Aside from parallel importation of patented medicines from other countries, this will strengthen competition by amending the Intellectual Property Code to prohibit the grant of new patents based only on newly-discovered uses of a known drug substance; allow local generics firms to test, produce and register their generic versions of patented drugs, so these can be sold right upon patent expiry; and, allow the government use of patented drugs when the public interest is at stake.
Actually, the Senate first approved this bill during the 13th Congress. But the Senate’s Cheaper Medicine bill died a natural death when their colleagues in Congress adjourned without acting on the House counterpart bill. The Cheaper Medicine bill did not see the light of day along with several other proposed legislations that President Arroyo certified as urgent under the common legislative agenda forged between Malacañang Palace and leaders of Congress headed by Senate president Manny Villar and then Speaker Jose de Venecia.
During last week’s meeting at the Palace of the Legislative-Executive Development Advisory Council (LEDAC), the President, Villar, Speaker Prospero Nograles and key leaders of both chambers of Congress again agreed anew to the immediate enactment of the Cheaper Medicine bill. When everything was supposed to have been ironed out on the differing provisions of the Senate and the House versions of the bill, hell broke loose again over the final draft that was allegedly watered down by the Senators.
The House bicam panel blamed their Senate counterparts for causing the latest impasse when they removed the drug price regulatory board in the House version. Iloilo Rep. Ferjenel Biron, the principal author of the House version of the bill, protested last week the draft committee that replaced the drug price regulatory board with a provision giving the President the power to regulate the cost of medicines on the recommendation of the secretary of the Department of Health.
The DOH added to the confusion when they insisted to include a “generics only provision.” The provision requires doctors to prescribe only the generic names of drugs instead of the brand name of medicines.

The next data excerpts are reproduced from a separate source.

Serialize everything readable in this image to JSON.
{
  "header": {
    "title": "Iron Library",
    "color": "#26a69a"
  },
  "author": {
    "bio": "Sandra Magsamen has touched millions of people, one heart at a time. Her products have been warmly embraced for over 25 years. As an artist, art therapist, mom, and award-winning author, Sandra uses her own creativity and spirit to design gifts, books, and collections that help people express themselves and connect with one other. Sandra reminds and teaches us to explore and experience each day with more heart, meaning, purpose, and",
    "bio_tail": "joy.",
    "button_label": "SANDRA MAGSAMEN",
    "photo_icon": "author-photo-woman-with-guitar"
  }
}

It took the President’s intervention to break this impasse when she ordered the DOH to withdraw this proposed provision. Really, there is no sense to include this provision when this could very well be introduced as a separate bill as a proposed amendment to the existing Generics Law.
Biron and the other members of the House contingent, however, still threatened to sit on the bill anew if the provision on price regulation would not be restored. Without the drug price regulatory board, they argued the Senate’s version has weakened the very essence of the bill that seeks to make medicines more affordable at cheaper prices.

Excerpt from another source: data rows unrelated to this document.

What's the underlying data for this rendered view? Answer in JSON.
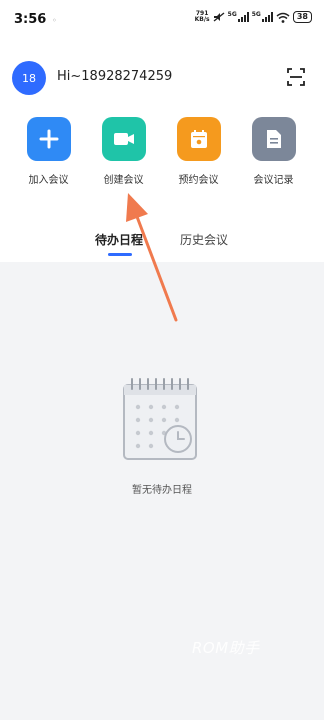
{
  "status_bar": {
    "time": "3:56",
    "net_speed": "791",
    "net_unit": "KB/s",
    "signal1_label": "5G",
    "signal2_label": "5G",
    "battery": "38"
  },
  "header": {
    "avatar_text": "18",
    "greeting": "Hi~18928274259"
  },
  "actions": [
    {
      "label": "加入会议",
      "color": "#2f8af5",
      "icon": "plus-icon"
    },
    {
      "label": "创建会议",
      "color": "#1fc4a8",
      "icon": "video-camera-icon"
    },
    {
      "label": "预约会议",
      "color": "#f59a1e",
      "icon": "calendar-icon"
    },
    {
      "label": "会议记录",
      "color": "#7c8799",
      "icon": "document-icon"
    }
  ],
  "tabs": {
    "active": "待办日程",
    "history": "历史会议"
  },
  "empty_state": {
    "text": "暂无待办日程"
  },
  "watermark": "ROM助手",
  "colors": {
    "accent": "#2f6bff",
    "annotation_arrow": "#f07a4e"
  }
}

Roxas stood his grounds on obvious last ditch attempts to derail the passage into law of this proposed bill. I completely agree with Roxas that the creation of such board is unnecessary because it would only create a new bureaucracy and would only be additional cost to the government with its required annual budget. Certainly, it would not bring about cheaper medicines.

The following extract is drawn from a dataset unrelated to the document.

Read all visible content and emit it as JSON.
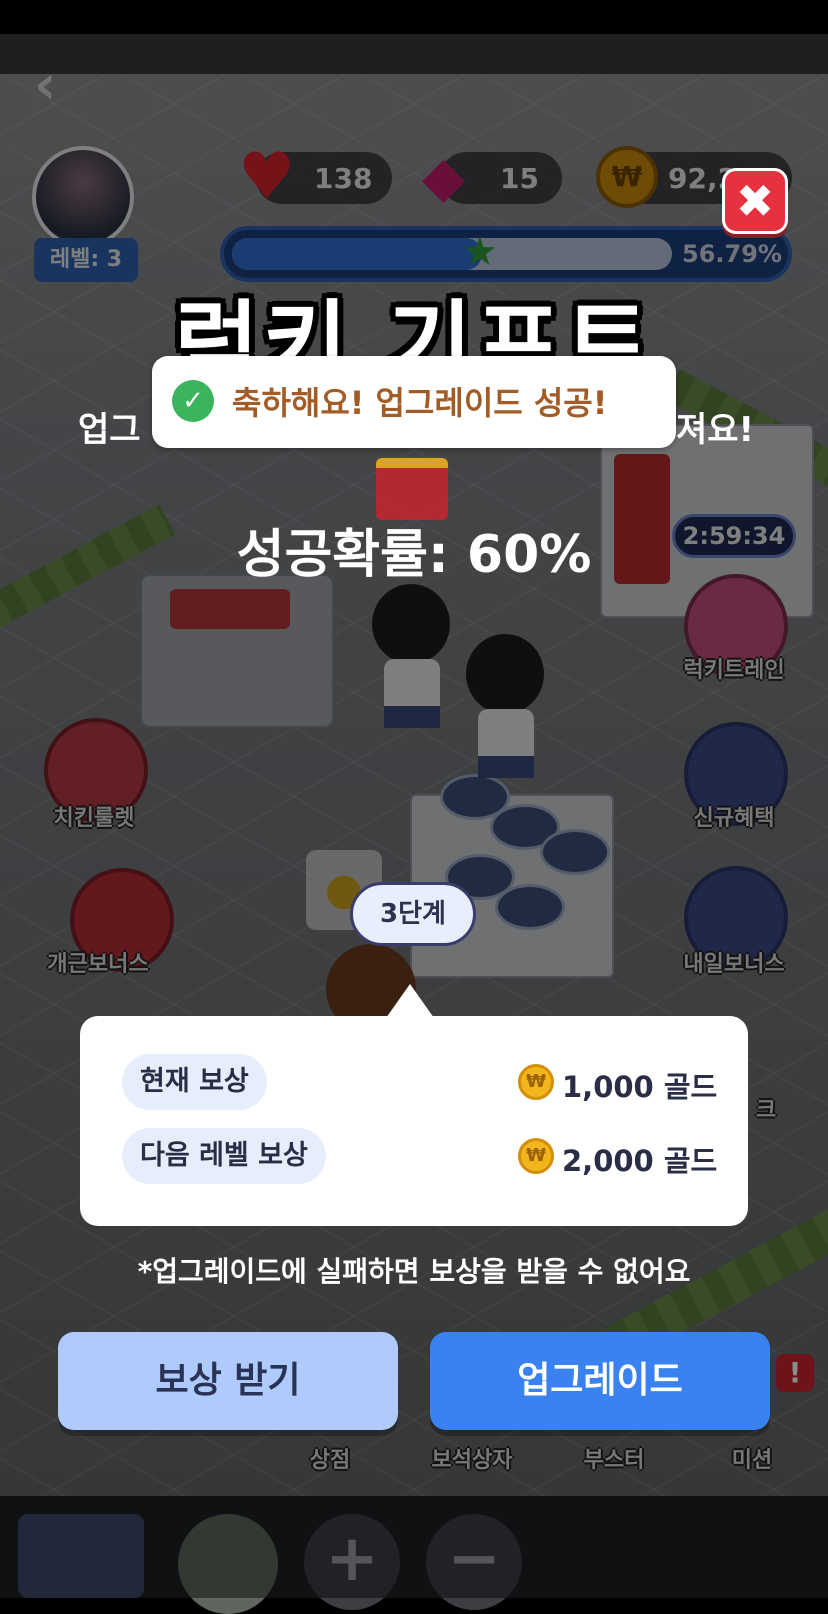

In the first place, the title of the proposed law gives so much false hopes that it would immediately result to substantial reduction of the prices of medicines and other prescription drugs. What we have are only cheap stunts by certain members of Congress out to score brownie points. We are being given an abundant supply of such cheap stunts that do not improve our lives.
If our lawmakers really want to ensure the availability of cheaper medicines, they should simply amend the law that raised to 12 percent the value added tax that took away more than half of the 20 percent discount being given to our senior citizens. Life-saving and life-extending drugs and medicines should, in fact, be exempted from VAT. The impact of such VAT exemption, for sure, would result to cheaper priced prescription drugs and medicines. But of course, it would not be a cheap gimmick for someone with moist eyes on the 2010 presidential elections to advocate it.